Thermoformed packaging refers to a manufacturing process used to create packaging products from plastic sheets. It involves heating a thermoplastic sheet until it becomes pliable, and then forming it into a specific shape using a mold or a series of molds. Once the plastic sheet takes the desired shape, it is cooled, solidifying the packaging structure.
Thermoforming is a versatile and cost-effective packaging solution used in various industries, including food, pharmaceuticals, electronics, and consumer goods. It offers several advantages, such as:
Thermoforming allows for the creation of packaging in different shapes, sizes, and designs to meet specific product requirements. It can accommodate complex shapes and intricate details, providing branding and product differentiation opportunities.

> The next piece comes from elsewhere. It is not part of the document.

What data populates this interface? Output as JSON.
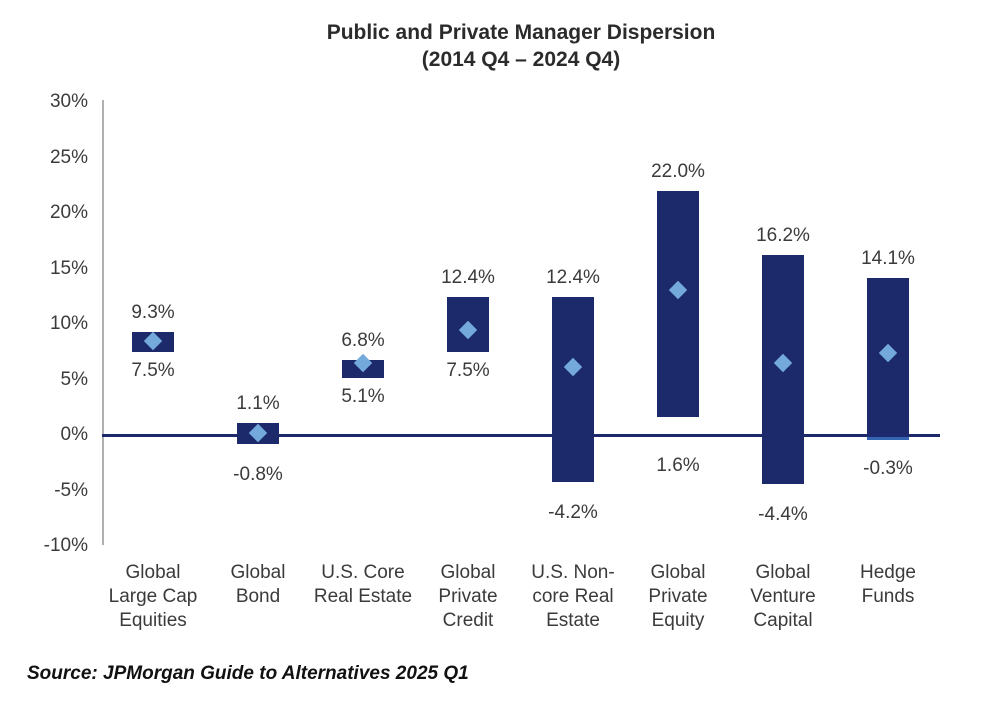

Thermoformed PS packaging provides protection against external factors like moisture, light, and physical damage. It can be designed with features such as compartments, inserts, or cushioning to secure and protect the packaged items during transportation and storage.
Clear or transparent thermoformed packaging allows customers to view the product inside, enhancing its visibility on store shelves and providing a visual appeal.
Lightweight and Cost-effective
Thermoformed PET packaging is typically lightweight, reducing shipping costs and environmental impact. The process also enables efficient material usage, minimizing waste and lowering production costs.
Shelf Life Extension
Thermoformed plastic packaging can be designed to provide barrier properties, such as oxygen or moisture resistance, which helps extend the shelf life of perishable goods.
Common applications of thermoformed packaging include blister packs, clamshells, trays, cups, bowls, and containers. These packaging formats are used for a wide range of products, including food items, medical devices, electronics, cosmetics, and consumer goods.
It’s worth noting that while thermoformed packaging predominantly uses plastic materials, efforts are being made to explore sustainable alternatives, such as biodegradable or compostable materials, to address environmental concerns associated with plastic waste.